SYRACUSE, NY - According to a study, black men are half as likely to die in prison than if they are free.
The authors of the study, set to be published in the Annals of Epidemiology, claim that easier access to healthcare, protection from drugs and alcohol, and the ability to avoid deadly Black-on-Black violence leads to a longer lifespan for those who are incarcerated. African-American males are the only group for which these facts hold true, according to the authors of the study.
The authors of the research also claim that the study reflects a pattern that those from disadvantaged groups live longer in prison primarily because they are protected from violent injuries and murder that can happen on the outside.
"Ironically, prisons are often the only provider of medical care accessible by these underserved and vulnerable Americans," said Hung-En Sung of the John Jay College of Criminal Justice in New York.
"Typically, prison-based care is more comprehensive than what inmates have received prior to their admission," Sung, who wasn’t involved in the new study, said to Reuters Health.
The study examined 100,000 men between the ages of 20 and 79 being held in North Carolina prisons between 1995 and 2005. Sixty percent of the men being examined were African-American. The authors found that while in prison, the death rate between Whites and Blacks was the same. But outside of prison, Black males were far more likely to die than Whites.
"What’s very sad about this is that if we are able to all of a sudden equalize or diminish these health inequalities that you see by race inside a place like prison, it should also be that in places like a poor neighborhood we should be able to diminish these sort of inequities," said Evelyn Patterson, who studies correctional facilities at Vanderbilt University in Nashville, Tennessee.
"If it can be done (in prison), then certainly it can happen outside of prison," Patterson said to Reuters Health.
Dr. Boyce Watkins of Syracuse University says, "This study made my stomach turn. Dying and going to prison are among the easiest things for a Black man to do in a world where it’s easier for him to get a gun than a good public school education. Most interesting is that Black male political power is so weak that politicians in Washington have almost no incentive to pay attention to the crises occurring within our communities.
Watkins offers advice on what to do. "Raise your boys differently.
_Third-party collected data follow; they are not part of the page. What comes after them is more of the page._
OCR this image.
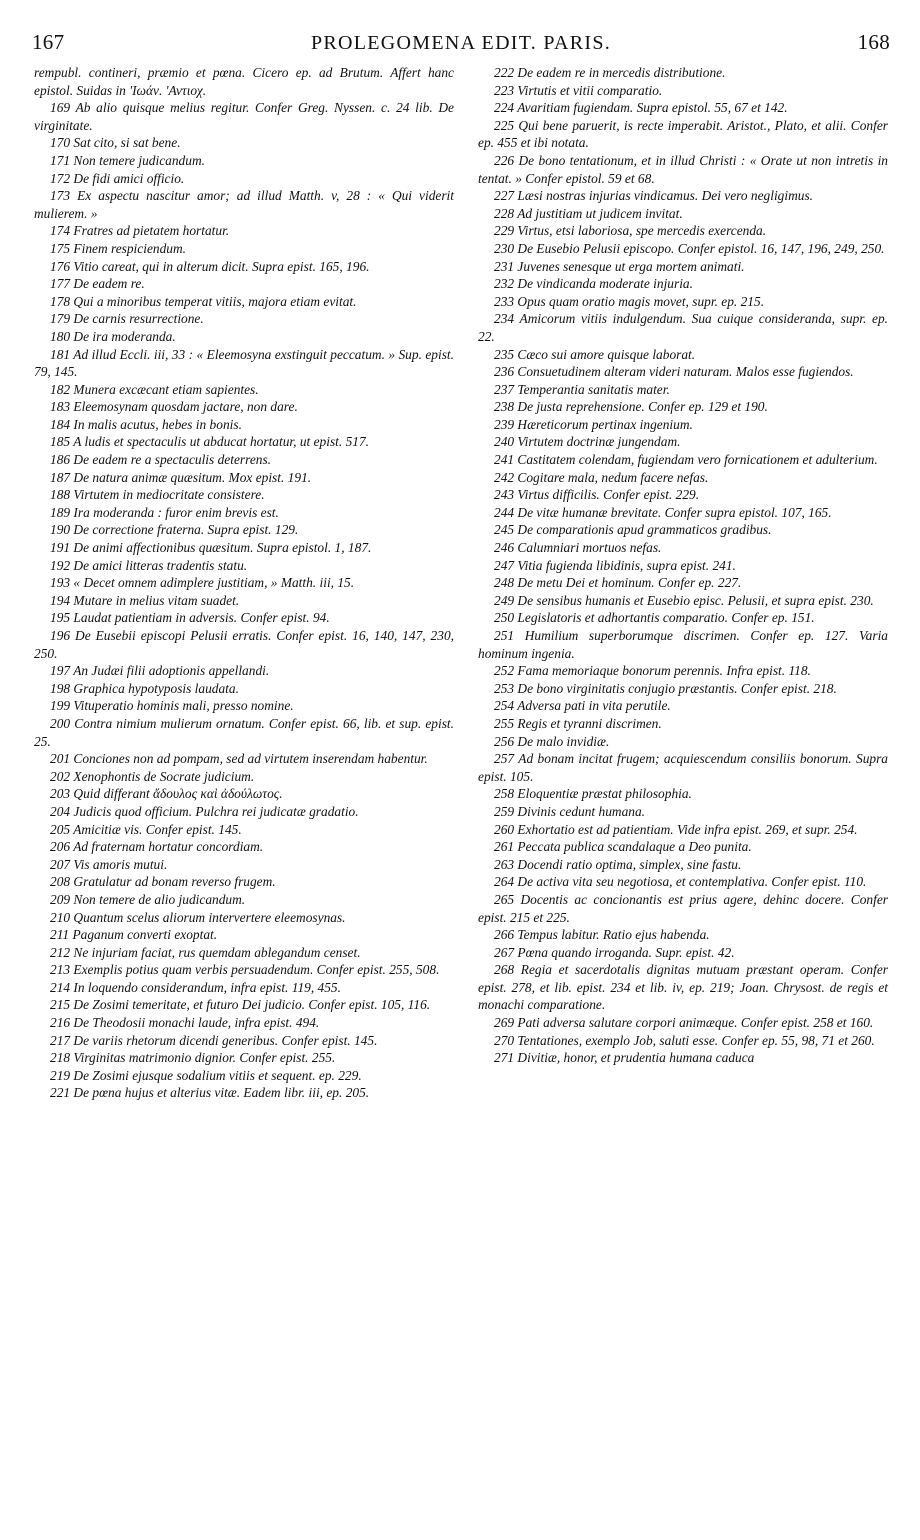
167	PROLEGOMENA EDIT. PARIS.	168

rempubl. contineri, præmio et pœna. Cicero ep. ad Brutum. Affert hanc epistol. Suidas in 'Ιωάν. 'Αντιοχ.

169 Ab alio quisque melius regitur. Confer Greg. Nyssen. c. 24 lib. De virginitate.

170 Sat cito, si sat bene.

171 Non temere judicandum.

172 De fidi amici officio.

173 Ex aspectu nascitur amor; ad illud Matth. v, 28 : « Qui viderit mulierem. »

174 Fratres ad pietatem hortatur.

175 Finem respiciendum.

176 Vitio careat, qui in alterum dicit. Supra epist. 165, 196.

177 De eadem re.

178 Qui a minoribus temperat vitiis, majora etiam evitat.

179 De carnis resurrectione.

180 De ira moderanda.

181 Ad illud Eccli. iii, 33 : « Eleemosyna exstinguit peccatum. » Sup. epist. 79, 145.

182 Munera excæcant etiam sapientes.

183 Eleemosynam quosdam jactare, non dare.

184 In malis acutus, hebes in bonis.

185 A ludis et spectaculis ut abducat hortatur, ut epist. 517.

186 De eadem re a spectaculis deterrens.

187 De natura animæ quæsitum. Mox epist. 191.

188 Virtutem in mediocritate consistere.

189 Ira moderanda : furor enim brevis est.

190 De correctione fraterna. Supra epist. 129.

191 De animi affectionibus quæsitum. Supra epistol. 1, 187.

192 De amici litteras tradentis statu.

193 « Decet omnem adimplere justitiam, » Matth. iii, 15.

194 Mutare in melius vitam suadet.

195 Laudat patientiam in adversis. Confer epist. 94.

196 De Eusebii episcopi Pelusii erratis. Confer epist. 16, 140, 147, 230, 250.

197 An Judæi filii adoptionis appellandi.

198 Graphica hypotyposis laudata.

199 Vituperatio hominis mali, presso nomine.

200 Contra nimium mulierum ornatum. Confer epist. 66, lib. et sup. epist. 25.

201 Conciones non ad pompam, sed ad virtutem inserendam habentur.

202 Xenophontis de Socrate judicium.

203 Quid differant ἄδουλος καὶ ἀδούλωτος.

204 Judicis quod officium. Pulchra rei judicatæ gradatio.

205 Amicitiæ vis. Confer epist. 145.

206 Ad fraternam hortatur concordiam.

207 Vis amoris mutui.

208 Gratulatur ad bonam reverso frugem.

209 Non temere de alio judicandum.

210 Quantum scelus aliorum intervertere eleemosynas.

211 Paganum converti exoptat.

212 Ne injuriam faciat, rus quemdam ablegandum censet.

213 Exemplis potius quam verbis persuadendum. Confer epist. 255, 508.

214 In loquendo considerandum, infra epist. 119, 455.

215 De Zosimi temeritate, et futuro Dei judicio. Confer epist. 105, 116.

216 De Theodosii monachi laude, infra epist. 494.

217 De variis rhetorum dicendi generibus. Confer epist. 145.

218 Virginitas matrimonio dignior. Confer epist. 255.

219 De Zosimi ejusque sodalium vitiis et sequent. ep. 229.

221 De pœna hujus et alterius vitæ. Eadem libr. iii, ep. 205.

222 De eadem re in mercedis distributione.

223 Virtutis et vitii comparatio.

224 Avaritiam fugiendam. Supra epistol. 55, 67 et 142.

225 Qui bene paruerit, is recte imperabit. Aristot., Plato, et alii. Confer ep. 455 et ibi notata.

226 De bono tentationum, et in illud Christi : « Orate ut non intretis in tentat. » Confer epistol. 59 et 68.

227 Læsi nostras injurias vindicamus. Dei vero negligimus.

228 Ad justitiam ut judicem invitat.

229 Virtus, etsi laboriosa, spe mercedis exercenda.

230 De Eusebio Pelusii episcopo. Confer epistol. 16, 147, 196, 249, 250.

231 Juvenes senesque ut erga mortem animati.

232 De vindicanda moderate injuria.

233 Opus quam oratio magis movet, supr. ep. 215.

234 Amicorum vitiis indulgendum. Sua cuique consideranda, supr. ep. 22.

235 Cæco sui amore quisque laborat.

236 Consuetudinem alteram videri naturam. Malos esse fugiendos.

237 Temperantia sanitatis mater.

238 De justa reprehensione. Confer ep. 129 et 190.

239 Hæreticorum pertinax ingenium.

240 Virtutem doctrinæ jungendam.

241 Castitatem colendam, fugiendam vero fornicationem et adulterium.

242 Cogitare mala, nedum facere nefas.

243 Virtus difficilis. Confer epist. 229.

244 De vitæ humanæ brevitate. Confer supra epistol. 107, 165.

245 De comparationis apud grammaticos gradibus.

246 Calumniari mortuos nefas.

247 Vitia fugienda libidinis, supra epist. 241.

248 De metu Dei et hominum. Confer ep. 227.

249 De sensibus humanis et Eusebio episc. Pelusii, et supra epist. 230.

250 Legislatoris et adhortantis comparatio. Confer ep. 151.

251 Humilium superborumque discrimen. Confer ep. 127. Varia hominum ingenia.

252 Fama memoriaque bonorum perennis. Infra epist. 118.

253 De bono virginitatis conjugio præstantis. Confer epist. 218.

254 Adversa pati in vita perutile.

255 Regis et tyranni discrimen.

256 De malo invidiæ.

257 Ad bonam incitat frugem; acquiescendum consiliis bonorum. Supra epist. 105.

258 Eloquentiæ præstat philosophia.

259 Divinis cedunt humana.

260 Exhortatio est ad patientiam. Vide infra epist. 269, et supr. 254.

261 Peccata publica scandalaque a Deo punita.

263 Docendi ratio optima, simplex, sine fastu.

264 De activa vita seu negotiosa, et contemplativa. Confer epist. 110.

265 Docentis ac concionantis est prius agere, dehinc docere. Confer epist. 215 et 225.

266 Tempus labitur. Ratio ejus habenda.

267 Pœna quando irroganda. Supr. epist. 42.

268 Regia et sacerdotalis dignitas mutuam præstant operam. Confer epist. 278, et lib. epist. 234 et lib. iv, ep. 219; Joan. Chrysost. de regis et monachi comparatione.

269 Pati adversa salutare corpori animæque. Confer epist. 258 et 160.

270 Tentationes, exemplo Job, saluti esse. Confer ep. 55, 98, 71 et 260.

271 Divitiæ, honor, et prudentia humana caduca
If we allow our sons to be raised in a world where every song on the radio tells them to become the next Lil Wayne and every television commercial persuades them to be LeBron James, we’ll end up with a teenage boy who’s been wired to walk right into the traps that have been laid out for him."
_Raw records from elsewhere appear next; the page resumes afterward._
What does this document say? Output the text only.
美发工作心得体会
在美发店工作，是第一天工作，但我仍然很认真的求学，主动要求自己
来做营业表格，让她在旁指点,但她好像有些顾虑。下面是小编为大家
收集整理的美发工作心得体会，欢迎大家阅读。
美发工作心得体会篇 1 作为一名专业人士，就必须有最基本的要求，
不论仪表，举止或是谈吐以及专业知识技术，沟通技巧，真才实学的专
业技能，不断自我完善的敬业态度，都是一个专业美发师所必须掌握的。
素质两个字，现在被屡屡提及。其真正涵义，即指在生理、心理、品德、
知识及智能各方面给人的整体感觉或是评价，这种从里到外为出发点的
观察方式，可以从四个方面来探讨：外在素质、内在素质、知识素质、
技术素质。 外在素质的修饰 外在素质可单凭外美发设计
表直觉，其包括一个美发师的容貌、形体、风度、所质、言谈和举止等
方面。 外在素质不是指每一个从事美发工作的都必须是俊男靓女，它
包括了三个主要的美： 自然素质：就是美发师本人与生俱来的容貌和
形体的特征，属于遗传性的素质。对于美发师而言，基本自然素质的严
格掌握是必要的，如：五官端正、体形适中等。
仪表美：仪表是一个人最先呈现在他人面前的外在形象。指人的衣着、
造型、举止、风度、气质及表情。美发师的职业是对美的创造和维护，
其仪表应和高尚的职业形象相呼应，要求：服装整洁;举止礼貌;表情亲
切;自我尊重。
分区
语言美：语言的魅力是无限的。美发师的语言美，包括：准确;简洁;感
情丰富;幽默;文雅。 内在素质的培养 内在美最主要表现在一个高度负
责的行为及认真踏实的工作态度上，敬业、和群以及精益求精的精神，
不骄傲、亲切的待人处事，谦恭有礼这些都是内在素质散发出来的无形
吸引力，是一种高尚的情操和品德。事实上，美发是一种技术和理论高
Watkins continues, "Black men must take responsibility for one another. Not only should Black males work for continuous consciousness and awareness of the manner by which their psyches have been hijacked, but we must challenge one another to think differently about how we perceive education, fatherhood, community leadership, etc."
Watkins doesn't stop there, "Politicians must be held accountable at all costs. Without pointing fingers at any specific politician, the degree to which Black male inequality is allowed to fester is sickening, insulting and un-American. Inequality in hiring, education, and criminal justice creates situations where even well-intended Black males have their dreams eaten up by institutionalized racism."
Watkins concludes by saying, "Black men, to some extent, are America’s cockroaches – our lives are deemed to be less valuable and our concerns less relevant. Any politician who buys into this rhetoric and shows inaction on such disturbing racial inequality does not deserve our support."